EASTHAMPTON — A one-dollar wager usually comes in the form of a cheap cardboard scratch-off ticket, but some find as much fun, if not more, risking their luck on a storage unit auction.
On Friday, A-Z Storage & Properties, LLC, held auctions for the contents of seven storage units — lockers filled with furniture, old electronics and personal items — at three Easthampton locations. The owners of the units had repeatedly missed payments and failed to respond to the lots’ owners. The abandoned property became subject to a treasure hunt.
Ed Wyzik, the self-described fill-in auctioneer, started the day by clipping the padlock from the door of a small unit off of Industrial Parkway. The garage-style door lifted up and a dozen people, including Wyzik, eagerly peered inside.
A very old, very dusty radial arm saw sat in the center of the locker, which was mostly empty except for several boxes.
The bidders had to gamble. Storage unit auctions typically only allow a visual inspection of a locker’s contents, as shown in TV shows like “Storage Wars,” and bidders were not allowed to enter the unit and inspect anything, including the boxes. The boxes were an enigma, and could have as easily held jewelry as they could have held wayward puzzle pieces.
“That’s the big question in any unit: What’s in the box?” said Jason Talbot of Northampton, who has attended storage unit auctions for the last few years as a hobby.
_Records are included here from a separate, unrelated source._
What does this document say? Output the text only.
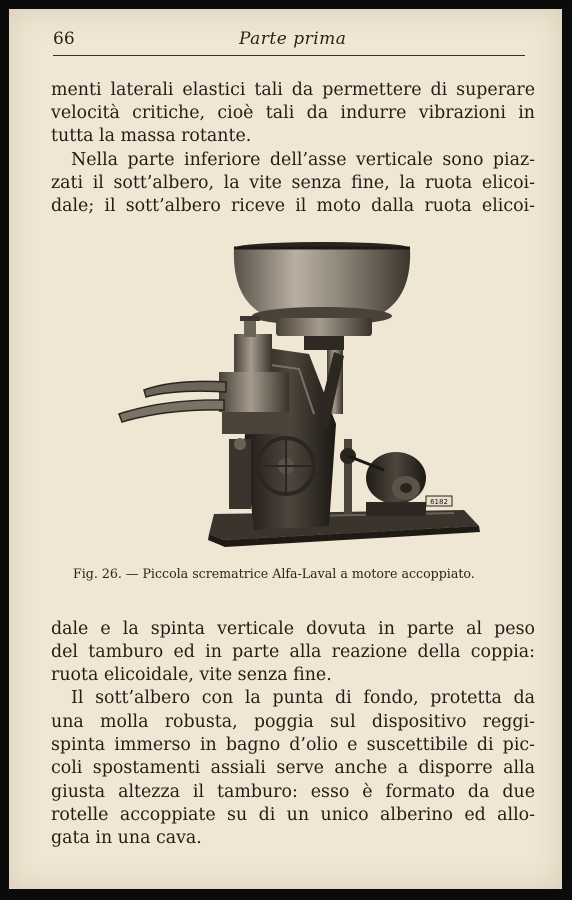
66	Parte prima
menti laterali elastici tali da permettere di superare
velocità critiche, cioè tali da indurre vibrazioni in
tutta la massa rotante.
Nella parte inferiore dell’asse verticale sono piaz-
zati il sott’albero, la vite senza fine, la ruota elicoi-
dale; il sott’albero riceve il moto dalla ruota elicoi-
6182
Fig. 26. — Piccola scrematrice Alfa-Laval a motore accoppiato.
dale e la spinta verticale dovuta in parte al peso
del tamburo ed in parte alla reazione della coppia:
ruota elicoidale, vite senza fine.
Il sott’albero con la punta di fondo, protetta da
una molla robusta, poggia sul dispositivo reggi-
spinta immerso in bagno d’olio e suscettibile di pic-
coli spostamenti assiali serve anche a disporre alla
giusta altezza il tamburo: esso è formato da due
rotelle accoppiate su di un unico alberino ed allo-
gata in una cava.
“Alright, what do we got? Any bids?” Wyzik boomed, after explaining to the crowd there were no buyer’s premiums or taxes attached to the purchase.
“Five dollars,” Talbot said.
The unit’s contents sold — for $5 and “just to have the fun to poke through it,” Talbot said. The boxes yielded no big payoff, though, and Talbot found only books in his initial excavation.
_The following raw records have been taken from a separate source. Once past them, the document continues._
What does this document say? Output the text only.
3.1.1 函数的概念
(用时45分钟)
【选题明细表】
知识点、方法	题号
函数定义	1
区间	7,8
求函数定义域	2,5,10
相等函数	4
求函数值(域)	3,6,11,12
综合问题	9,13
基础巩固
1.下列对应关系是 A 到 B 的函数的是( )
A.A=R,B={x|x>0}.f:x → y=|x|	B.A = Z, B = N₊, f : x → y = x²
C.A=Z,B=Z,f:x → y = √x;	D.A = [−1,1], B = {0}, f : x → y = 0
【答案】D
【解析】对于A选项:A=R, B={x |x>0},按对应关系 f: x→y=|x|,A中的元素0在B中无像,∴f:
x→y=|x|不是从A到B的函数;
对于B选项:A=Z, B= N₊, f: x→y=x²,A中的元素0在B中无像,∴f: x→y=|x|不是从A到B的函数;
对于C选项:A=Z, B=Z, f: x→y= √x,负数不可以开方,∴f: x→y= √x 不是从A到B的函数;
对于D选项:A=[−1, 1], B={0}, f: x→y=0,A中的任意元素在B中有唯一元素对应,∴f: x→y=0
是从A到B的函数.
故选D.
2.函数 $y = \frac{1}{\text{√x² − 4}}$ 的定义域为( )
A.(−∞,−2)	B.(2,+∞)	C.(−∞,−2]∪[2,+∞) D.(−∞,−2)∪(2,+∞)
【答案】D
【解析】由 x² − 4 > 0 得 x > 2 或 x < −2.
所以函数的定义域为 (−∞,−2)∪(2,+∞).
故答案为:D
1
“Nothing of interest,” Talbot said. “Just, you know, Agatha Christie novels and paperback crap.” Other days were luckier. Talbot said he’s found hundreds of dollars of unredeemed gift cards in an abandoned storage unit box before.
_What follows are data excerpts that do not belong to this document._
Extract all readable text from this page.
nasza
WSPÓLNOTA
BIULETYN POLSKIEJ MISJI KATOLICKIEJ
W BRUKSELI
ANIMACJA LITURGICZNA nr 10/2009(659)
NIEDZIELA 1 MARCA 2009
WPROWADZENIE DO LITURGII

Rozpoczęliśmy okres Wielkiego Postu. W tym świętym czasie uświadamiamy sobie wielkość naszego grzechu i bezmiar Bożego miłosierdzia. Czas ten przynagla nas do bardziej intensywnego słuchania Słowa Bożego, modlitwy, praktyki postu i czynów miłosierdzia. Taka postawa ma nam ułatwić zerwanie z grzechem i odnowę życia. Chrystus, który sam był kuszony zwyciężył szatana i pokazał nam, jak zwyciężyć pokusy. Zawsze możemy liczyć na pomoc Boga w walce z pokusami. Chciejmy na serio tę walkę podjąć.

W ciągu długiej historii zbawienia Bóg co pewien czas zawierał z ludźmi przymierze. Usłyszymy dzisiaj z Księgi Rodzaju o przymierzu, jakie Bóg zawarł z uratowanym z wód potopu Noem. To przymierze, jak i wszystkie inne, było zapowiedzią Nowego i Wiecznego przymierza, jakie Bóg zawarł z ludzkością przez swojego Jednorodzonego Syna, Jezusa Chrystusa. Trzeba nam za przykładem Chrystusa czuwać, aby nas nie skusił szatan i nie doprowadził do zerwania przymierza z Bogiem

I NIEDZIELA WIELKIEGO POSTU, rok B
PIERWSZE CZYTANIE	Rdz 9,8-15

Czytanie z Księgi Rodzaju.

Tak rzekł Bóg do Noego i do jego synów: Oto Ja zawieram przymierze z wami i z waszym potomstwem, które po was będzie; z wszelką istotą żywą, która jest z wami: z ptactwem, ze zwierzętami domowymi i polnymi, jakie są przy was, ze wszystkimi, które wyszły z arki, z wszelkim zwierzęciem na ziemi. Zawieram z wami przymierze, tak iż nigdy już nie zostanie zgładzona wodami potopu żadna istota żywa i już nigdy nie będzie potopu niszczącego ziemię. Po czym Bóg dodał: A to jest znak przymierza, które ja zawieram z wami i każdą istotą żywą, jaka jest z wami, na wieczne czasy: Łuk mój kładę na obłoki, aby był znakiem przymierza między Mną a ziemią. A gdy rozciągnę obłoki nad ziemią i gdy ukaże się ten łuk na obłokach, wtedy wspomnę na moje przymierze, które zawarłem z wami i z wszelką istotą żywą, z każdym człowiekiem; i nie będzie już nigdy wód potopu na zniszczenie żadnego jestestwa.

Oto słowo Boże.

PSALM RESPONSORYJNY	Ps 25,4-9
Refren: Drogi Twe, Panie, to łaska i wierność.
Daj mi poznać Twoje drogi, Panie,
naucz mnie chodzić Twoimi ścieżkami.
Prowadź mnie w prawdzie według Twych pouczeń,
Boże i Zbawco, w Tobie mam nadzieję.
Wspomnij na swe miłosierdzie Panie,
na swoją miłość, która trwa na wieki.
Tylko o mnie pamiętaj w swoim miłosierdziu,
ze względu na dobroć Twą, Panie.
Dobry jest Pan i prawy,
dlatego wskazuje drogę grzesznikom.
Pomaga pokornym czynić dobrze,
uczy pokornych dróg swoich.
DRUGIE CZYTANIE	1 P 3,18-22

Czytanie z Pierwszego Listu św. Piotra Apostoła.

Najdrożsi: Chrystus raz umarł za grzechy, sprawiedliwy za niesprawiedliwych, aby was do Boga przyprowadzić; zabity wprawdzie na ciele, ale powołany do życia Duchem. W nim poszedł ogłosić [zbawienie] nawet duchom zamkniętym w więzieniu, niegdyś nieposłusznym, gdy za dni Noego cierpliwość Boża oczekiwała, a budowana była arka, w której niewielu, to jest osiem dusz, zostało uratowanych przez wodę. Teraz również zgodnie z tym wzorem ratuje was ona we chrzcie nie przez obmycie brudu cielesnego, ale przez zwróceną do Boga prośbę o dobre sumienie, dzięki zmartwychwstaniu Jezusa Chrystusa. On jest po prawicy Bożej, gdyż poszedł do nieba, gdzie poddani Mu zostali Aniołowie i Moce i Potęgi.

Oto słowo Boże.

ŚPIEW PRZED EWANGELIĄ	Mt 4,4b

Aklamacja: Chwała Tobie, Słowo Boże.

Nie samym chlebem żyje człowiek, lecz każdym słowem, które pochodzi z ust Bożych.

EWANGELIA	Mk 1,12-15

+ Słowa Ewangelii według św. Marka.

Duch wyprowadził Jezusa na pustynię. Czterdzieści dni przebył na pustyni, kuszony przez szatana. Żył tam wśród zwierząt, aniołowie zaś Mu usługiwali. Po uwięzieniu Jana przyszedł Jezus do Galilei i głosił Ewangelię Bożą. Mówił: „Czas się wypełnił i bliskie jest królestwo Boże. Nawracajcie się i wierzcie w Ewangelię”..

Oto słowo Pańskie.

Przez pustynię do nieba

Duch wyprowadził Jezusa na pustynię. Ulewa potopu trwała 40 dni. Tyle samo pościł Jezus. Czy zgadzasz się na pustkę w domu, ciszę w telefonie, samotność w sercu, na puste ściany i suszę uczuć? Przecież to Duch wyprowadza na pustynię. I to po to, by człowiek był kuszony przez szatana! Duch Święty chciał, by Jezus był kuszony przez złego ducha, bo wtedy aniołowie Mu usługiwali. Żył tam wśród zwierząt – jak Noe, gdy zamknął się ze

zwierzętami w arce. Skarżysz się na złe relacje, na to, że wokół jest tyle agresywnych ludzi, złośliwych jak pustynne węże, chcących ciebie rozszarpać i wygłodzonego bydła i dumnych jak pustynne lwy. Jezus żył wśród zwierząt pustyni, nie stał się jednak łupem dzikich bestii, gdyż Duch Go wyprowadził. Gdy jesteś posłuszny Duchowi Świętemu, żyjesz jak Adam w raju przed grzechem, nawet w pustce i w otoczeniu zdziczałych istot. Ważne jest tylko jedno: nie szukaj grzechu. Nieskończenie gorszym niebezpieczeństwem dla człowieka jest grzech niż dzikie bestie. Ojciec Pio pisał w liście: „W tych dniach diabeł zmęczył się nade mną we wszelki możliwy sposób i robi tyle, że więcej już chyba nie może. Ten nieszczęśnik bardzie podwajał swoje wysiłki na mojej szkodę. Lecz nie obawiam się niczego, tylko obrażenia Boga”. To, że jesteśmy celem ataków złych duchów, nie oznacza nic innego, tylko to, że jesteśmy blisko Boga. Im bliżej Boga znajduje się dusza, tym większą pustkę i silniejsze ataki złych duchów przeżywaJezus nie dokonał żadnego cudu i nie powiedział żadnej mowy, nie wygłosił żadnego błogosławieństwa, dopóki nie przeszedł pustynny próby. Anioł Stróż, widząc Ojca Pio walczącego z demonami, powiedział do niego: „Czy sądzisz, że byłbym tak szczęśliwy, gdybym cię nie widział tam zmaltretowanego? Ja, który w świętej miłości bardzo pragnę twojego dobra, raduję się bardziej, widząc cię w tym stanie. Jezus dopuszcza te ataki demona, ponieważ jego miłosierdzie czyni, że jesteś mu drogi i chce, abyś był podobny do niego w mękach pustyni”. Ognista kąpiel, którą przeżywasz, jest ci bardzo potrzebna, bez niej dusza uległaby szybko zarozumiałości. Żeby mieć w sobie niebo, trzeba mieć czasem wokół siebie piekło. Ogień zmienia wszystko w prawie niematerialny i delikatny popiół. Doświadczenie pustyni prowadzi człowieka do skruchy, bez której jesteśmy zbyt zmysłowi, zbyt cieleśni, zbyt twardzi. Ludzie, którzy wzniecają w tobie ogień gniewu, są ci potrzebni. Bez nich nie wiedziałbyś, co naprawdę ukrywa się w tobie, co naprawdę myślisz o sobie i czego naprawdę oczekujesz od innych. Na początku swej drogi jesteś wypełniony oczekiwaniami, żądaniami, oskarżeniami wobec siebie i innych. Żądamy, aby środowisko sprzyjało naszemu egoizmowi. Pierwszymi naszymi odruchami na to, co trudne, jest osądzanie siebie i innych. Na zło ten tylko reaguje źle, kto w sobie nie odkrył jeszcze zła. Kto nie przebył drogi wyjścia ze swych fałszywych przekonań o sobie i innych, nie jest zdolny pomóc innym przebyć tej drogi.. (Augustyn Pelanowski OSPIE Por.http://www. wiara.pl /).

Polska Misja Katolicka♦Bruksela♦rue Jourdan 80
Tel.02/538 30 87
Some of the more lively finds over the years have included people — yes, people — in the storage unit at auction time. One of the lockers examined Friday contained chip bags, prescription medicine, toiletries and a couch, likely evidence that someone was living there, according to Wyzik.
“Got some nice stuff in here,” Wyzik said, after revealing a unit packed with items. “Sometimes we’ve opened these and found a person sleeping right in there, oh yeah.”
“You’re supposed to knock, Ed,” called one of the bidders, and the small group laughed.
Several bidders said that, while the items in a locker might have value, having to find someone to buy the items, as well as transporting them, are hassles that factor into their decision-making while at an auction.
Despite having an old TV, desktop computer monitor and furniture inside, unit W14 didn’t get much attention. Apparently, gadgets, TVs and electronics don’t work after being exposed to the Massachusetts cold while abandoned in their units.
Nicole Breault of Holyoke bought the contents of W14 for $1. “Don’t let anybody steal any,” she joked.
The highest sale of the day was a packed-full locker, the contents of which went for $275 to a bidder who declined to comment for this story.